(44.) ADLAI EWING STEVENSON (1900-1965)
Democrat Stevenson/John Sparkman, 1952 – Stevenson/Estes Kefauver, 1956
Defeated by Republican Dwight Eisenhower/Richard Nixon, 1952 and 1956

Stevenson served as an apprentice seaman in the U. S. Naval Reserves in 1916. After the war he went to school, graduating from Princeton in 1922 and from Harvard Law School in 1926. He was the grandson of a former vice president.

Stevenson practiced law in Chicago, as special counsel for the A.A.A., and was appointed Federal Alcohol Administrator in 1934. He was a special assistant Secretary of the Navy, 1941-1944.

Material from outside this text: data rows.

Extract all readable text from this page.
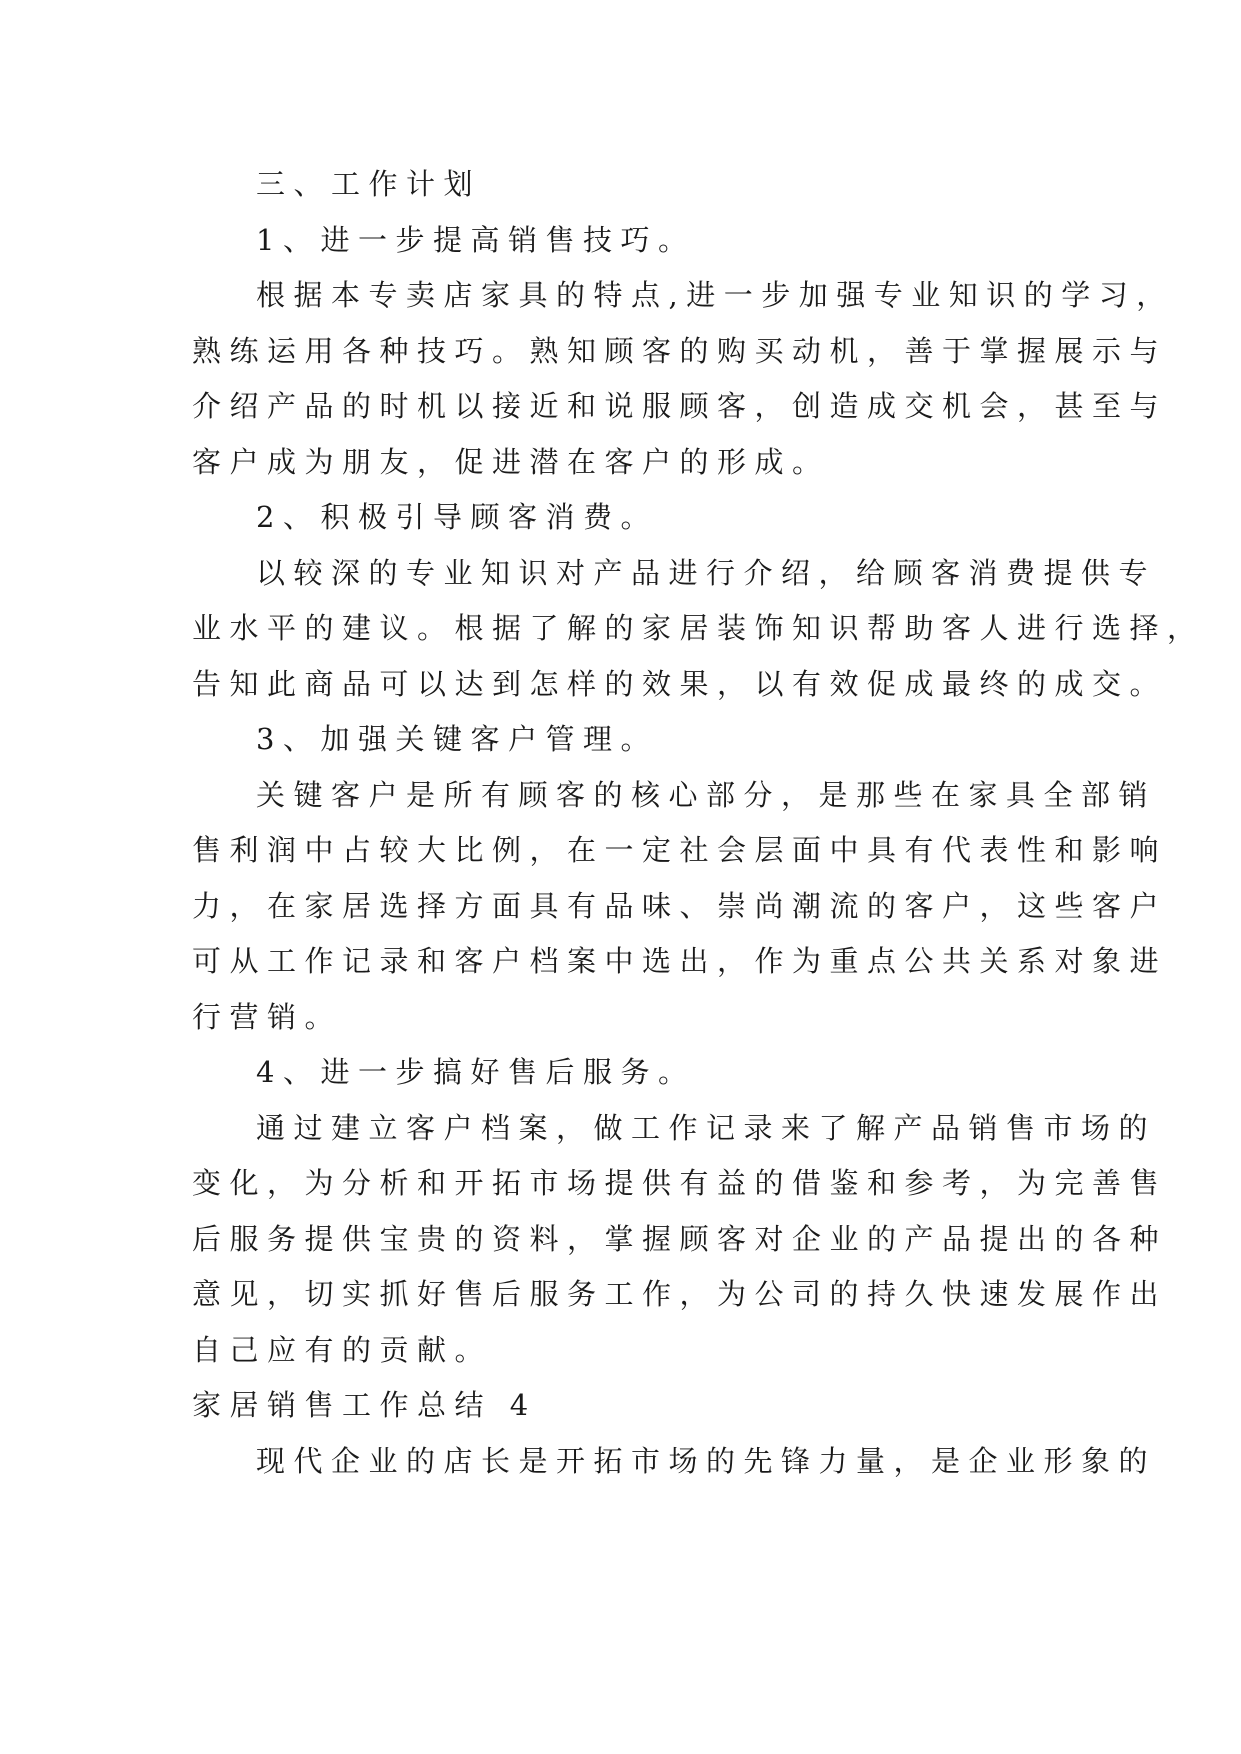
三、工作计划
1、进一步提高销售技巧。
根据本专卖店家具的特点,进一步加强专业知识的学习，
熟练运用各种技巧。熟知顾客的购买动机，善于掌握展示与
介绍产品的时机以接近和说服顾客，创造成交机会，甚至与
客户成为朋友，促进潜在客户的形成。
2、积极引导顾客消费。
以较深的专业知识对产品进行介绍，给顾客消费提供专
业水平的建议。根据了解的家居装饰知识帮助客人进行选择，
告知此商品可以达到怎样的效果，以有效促成最终的成交。
3、加强关键客户管理。
关键客户是所有顾客的核心部分，是那些在家具全部销
售利润中占较大比例，在一定社会层面中具有代表性和影响
力，在家居选择方面具有品味、崇尚潮流的客户，这些客户
可从工作记录和客户档案中选出，作为重点公共关系对象进
行营销。
4、进一步搞好售后服务。
通过建立客户档案，做工作记录来了解产品销售市场的
变化，为分析和开拓市场提供有益的借鉴和参考，为完善售
后服务提供宝贵的资料，掌握顾客对企业的产品提出的各种
意见，切实抓好售后服务工作，为公司的持久快速发展作出
自己应有的贡献。
家居销售工作总结 4
现代企业的店长是开拓市场的先锋力量，是企业形象的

In 1943, he was sent on a mission to Italy and in 1944 on an Air Force mission to Europe. He was a member of the U. S. Delegation to the United Nations in 1946, and was later elected Governor of Illinois where he put through a heavy reform program.

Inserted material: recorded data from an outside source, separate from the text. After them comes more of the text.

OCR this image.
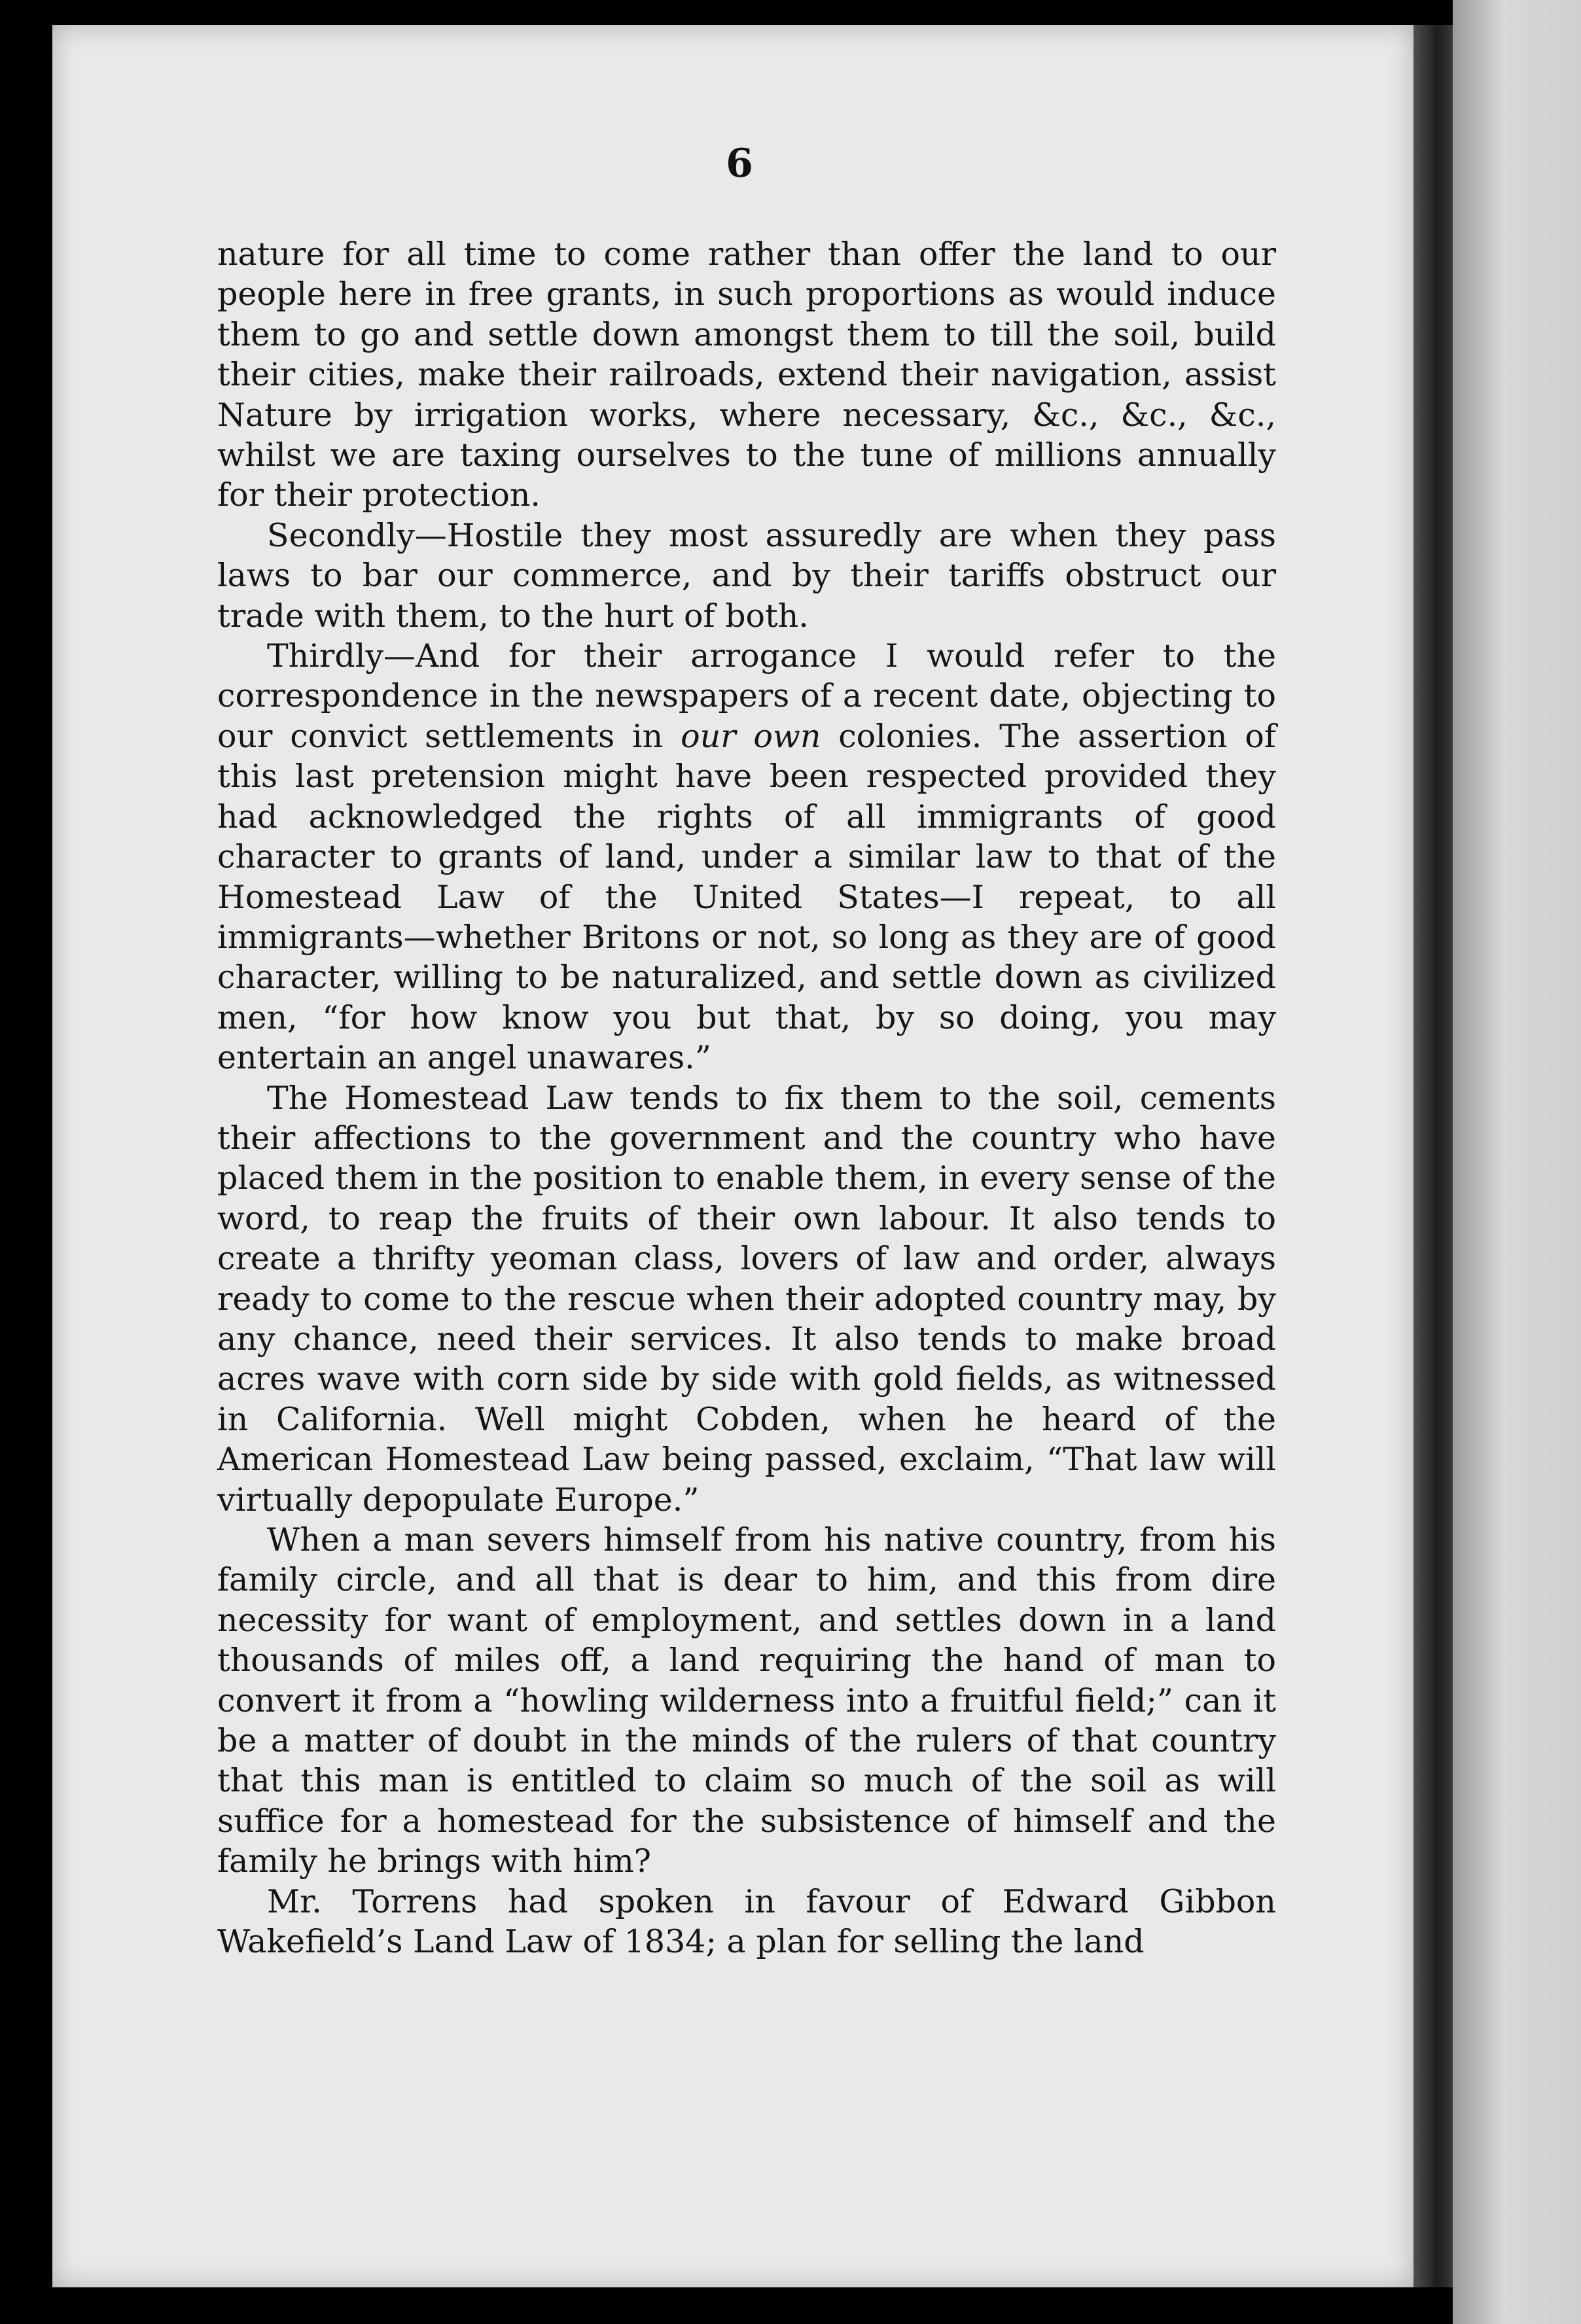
6

nature for all time to come rather than offer the land to our people here in free grants, in such proportions as would induce them to go and settle down amongst them to till the soil, build their cities, make their railroads, extend their navigation, assist Nature by irrigation works, where necessary, &c., &c., &c., whilst we are taxing ourselves to the tune of millions annually for their protection.

Secondly—Hostile they most assuredly are when they pass laws to bar our commerce, and by their tariffs obstruct our trade with them, to the hurt of both.

Thirdly—And for their arrogance I would refer to the correspondence in the newspapers of a recent date, objecting to our convict settlements in our own colonies. The assertion of this last pretension might have been respected provided they had acknowledged the rights of all immigrants of good character to grants of land, under a similar law to that of the Homestead Law of the United States—I repeat, to all immigrants—whether Britons or not, so long as they are of good character, willing to be naturalized, and settle down as civilized men, “for how know you but that, by so doing, you may entertain an angel unawares.”

The Homestead Law tends to fix them to the soil, cements their affections to the government and the country who have placed them in the position to enable them, in every sense of the word, to reap the fruits of their own labour. It also tends to create a thrifty yeoman class, lovers of law and order, always ready to come to the rescue when their adopted country may, by any chance, need their services. It also tends to make broad acres wave with corn side by side with gold fields, as witnessed in California. Well might Cobden, when he heard of the American Homestead Law being passed, exclaim, “That law will virtually depopulate Europe.”

When a man severs himself from his native country, from his family circle, and all that is dear to him, and this from dire necessity for want of employment, and settles down in a land thousands of miles off, a land requiring the hand of man to convert it from a “howling wilderness into a fruitful field;” can it be a matter of doubt in the minds of the rulers of that country that this man is entitled to claim so much of the soil as will suffice for a homestead for the subsistence of himself and the family he brings with him?

Mr. Torrens had spoken in favour of Edward Gibbon Wakefield’s Land Law of 1834; a plan for selling the land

In 1952, the Democrat party drafted Stevenson as its candidate for president. After his defeat he became the party leader and received the nomination again in 1956, losing a second time. Many influential friends tried valiantly to obtain nomination for him again in 1960, but were unsuccessful, the careful preparations made by and on behalf of John F. Kennedy prevailing.

Stevenson favored repeal of the Taft-Hartley Act and was endorsed by leaders of the C.I.O. and the A.F. of L. in his campaigns. He continued to work with the United Nations, representing the United States in that body.